Crítica: Rumo - 55º Festival de Brasília
3 Claquetes

Crítica: Rumo – 55º Festival de Brasília

Rumo – Ficha técnica:
Direção: Bruno Victor, Marcus Azevedo
Roteiro: Bruno Victor, Marcus Azevedo
Nacionalidade e Lançamento: Brasil, 2022 (55º Festival de Brasília do Cinema Brasileiro)
Sinopse: Três linhas narrativas se cruzam para contar a historicidade da implementação das cotas raciais na UnB e seus desdobramentos. O docficção fabula realidades e capta depoimentos de importantes vozes que lutaram pela implementação dessa política afirmativa. Vinte anos após as cotas raciais, Rumo se faz linha temporal imagética para refletir a importância do acesso de negros e negras à universidade.
Elenco: Leni Rabbi e Sierra Veloso.

.

Existem, dentro do debate sobre cinema identitário, postulações que versam a respeito de um fazer artístico distinto, sempre engajado politicamente e comprometido em trazer tudo o que foge do hegemônico: ideologias, existências, práticas, produções, estilos, tradições, corpos, etc. É por meio dessa exibição que a figura marginalizada pode sair dessa condição e migrar diretamente para o curso principal, onde não só circulam diferentes instâncias de poder, como também se concentra a conquista de humanidade, cidadania e liberdade de expressão.

Dirigido por Bruno Victor e Marcus Azevedo, Rumo (Idem, 2022), docudrama cuja estreia apoteótica se deu na noite da quarta-feira última (16/11) durante a Mostra Competitiva Nacional do 55º Festival de Brasília do Cinema Brasileiro, parte dessa necessidade em evidenciar histórias centradas em preocupações que escapam da ordem vigente, a despeito da importância e do decorrente impacto dessas discussões e práticas para a sociedade em geral.

O tema da luta reivindicada pela produção brasiliense é o acesso da população negra à universidade por meio do sistema de cotas raciais, implementado pela primeira vez no início do século XXI na Universidade do Estado do Rio de Janeiro (Uerj), mas solidificado de vez quando a Universidade de Brasília (UnB) a adotou como política institucional e universalizante dali para frente. Ao longo dos breves 70 minutos de duração, os diretores lançam mão de entrevistas com professores universitários, ex-alunos cotistas e membros do grupo EnegreSer, as quais elucidam o processo histórico das ações afirmativas na UnB tanto por meio de relatos pessoais – algumas vezes, até rompendo a quarta parede – quanto por intermédio da parcimoniosa ficcionalização, a qual traz mãe e filho como estudantes de graduação.

Ao adotar um recorte específico (a UnB), os realizadores e a montagem conseguem evidenciar o pensamento corriqueiro de duas décadas atrás, no período de discussão e implantação do sistema PPI, que negava a necessidade de cotas, relativizava o racismo e priorizava a defesa de uma cota meramente social, desconsiderando que esses fatores se avolumam e a questão racial normalmente impera na produção de novas desigualdades.
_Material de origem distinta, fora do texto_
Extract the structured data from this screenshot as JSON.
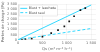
{
  "chart_data": {
    "type": "scatter",
    "xlabel": "Qs (m³ m⁻² h⁻¹)",
    "ylabel": "Pertes de charge (Pa)",
    "xlim": [
      0,
      1600
    ],
    "ylim": [
      0,
      3500
    ],
    "xticks": [
      0,
      500,
      {
        "value": 1000,
        "label": "1 000"
      },
      {
        "value": 1500,
        "label": "1 500"
      }
    ],
    "yticks": [
      0,
      500,
      {
        "value": 1000,
        "label": "1 000"
      },
      {
        "value": 1500,
        "label": "1 500"
      },
      {
        "value": 2000,
        "label": "2 000"
      },
      {
        "value": 2500,
        "label": "2 500"
      },
      {
        "value": 3000,
        "label": "3 000"
      },
      {
        "value": 3500,
        "label": "3 500"
      }
    ],
    "grid": true,
    "legend": "upper left",
    "series": [
      {
        "name": "Biost + leachate",
        "type": "line",
        "color": "#00cfff",
        "line_style": "solid",
        "x": [
          0,
          1500
        ],
        "values": [
          0,
          3400
        ]
      },
      {
        "name": "Biost seul",
        "type": "line",
        "color": "#00cfff",
        "line_style": "dashed",
        "x": [
          0,
          1500
        ],
        "values": [
          0,
          1100
        ]
      },
      {
        "type": "scatter",
        "color": "#111111",
        "marker": "square",
        "x": [
          80,
          150,
          280,
          500,
          680,
          820,
          950,
          1050,
          1150,
          1280,
          1380
        ],
        "values": [
          20,
          40,
          100,
          300,
          650,
          950,
          1300,
          1800,
          2300,
          2900,
          3100
        ]
      }
    ]
  }
}
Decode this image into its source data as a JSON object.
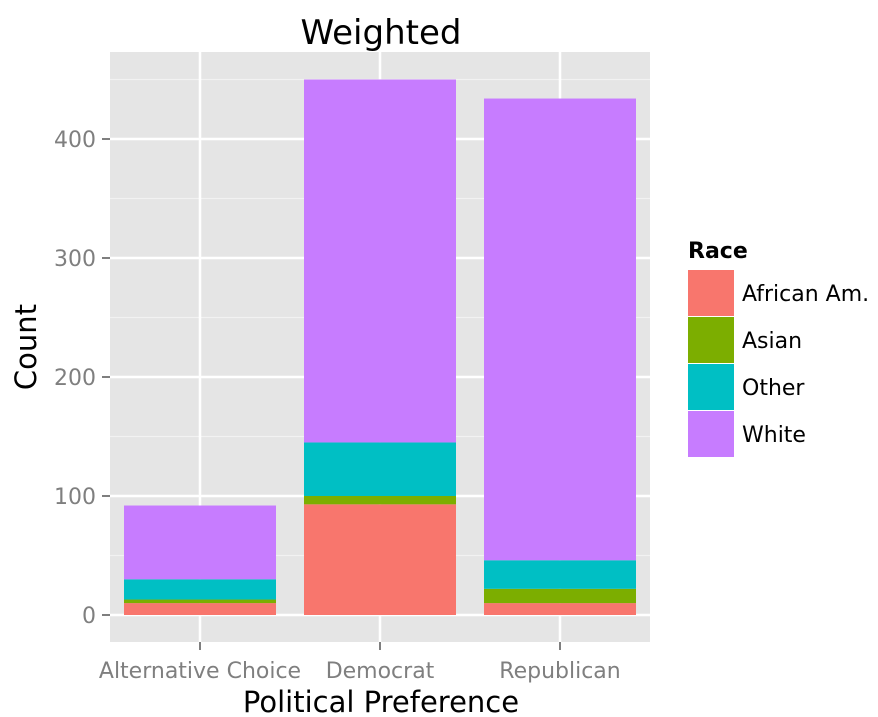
{
  "chart_data": {
    "type": "bar",
    "stacked": true,
    "title": "Weighted",
    "xlabel": "Political Preference",
    "ylabel": "Count",
    "categories": [
      "Alternative Choice",
      "Democrat",
      "Republican"
    ],
    "ylim": [
      0,
      470
    ],
    "yticks": [
      0,
      100,
      200,
      300,
      400
    ],
    "grid": true,
    "legend": {
      "title": "Race",
      "position": "right"
    },
    "series": [
      {
        "name": "African Am.",
        "color": "#F8766D",
        "values": [
          10,
          93,
          10
        ]
      },
      {
        "name": "Asian",
        "color": "#7CAE00",
        "values": [
          3,
          7,
          12
        ]
      },
      {
        "name": "Other",
        "color": "#00BFC4",
        "values": [
          17,
          45,
          24
        ]
      },
      {
        "name": "White",
        "color": "#C77CFF",
        "values": [
          62,
          305,
          388
        ]
      }
    ]
  }
}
Esses flashbacks, dos quais o mais antológico é o que traz Demétrio Magnoli chamando negros descontentes com suas declarações de “milícia fascista”, ilustram como nem mesmo o ambiente acadêmico, teoricamente regido pelo humanismo e tolerância, também replica opressões, seja através de um discurso ou da dificuldade em criar um quadro de professores afrobrasileiros.
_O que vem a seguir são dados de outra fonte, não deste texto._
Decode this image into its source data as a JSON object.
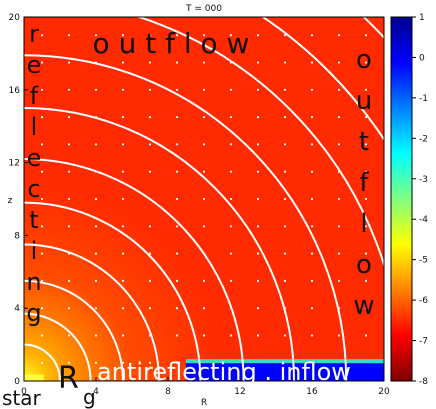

Todavia, o que realmente chama a atenção no projeto é a maneira como representa visualmente a relevância destes relatos: os protagonistas ficcionais, mãe e filho, se põem diante de uma fonte de memória visual (neste caso, um videocassete) e acompanham a trajetória que os levou a frequentar uma das maiores universidades do Brasil. Portanto, embora a temática seja importante para a coletividade ao documentar e relembrar os antecedentes, a consolidação e a consequência das ações afirmativas, trata-se de uma conversa também íntima e motivo de orgulho primeiro para a população preta, parda e indígena, que, finalmente, tem a oportunidade de ocupar espaços privilegiados que outrora lhes foi negado.

Talvez isso explique a reação efusiva da plateia a Rumo, que se torna um dos favoritos ao Troféu Candango deste ano: não há nada como a ânsia em ver uma história sempre desdenhada sendo respaldada por sujeitos exemplares que justificam sua necessidade e pertinência com uma serenidade combativa – na frente ou atrás das câmeras, na frente ou no meio de uma sala de aula. É um poder apoteótico deveras incalculável e, só por isso, Bruno Victor e Marcus Azevedo já mereceriam aplausos suficientes.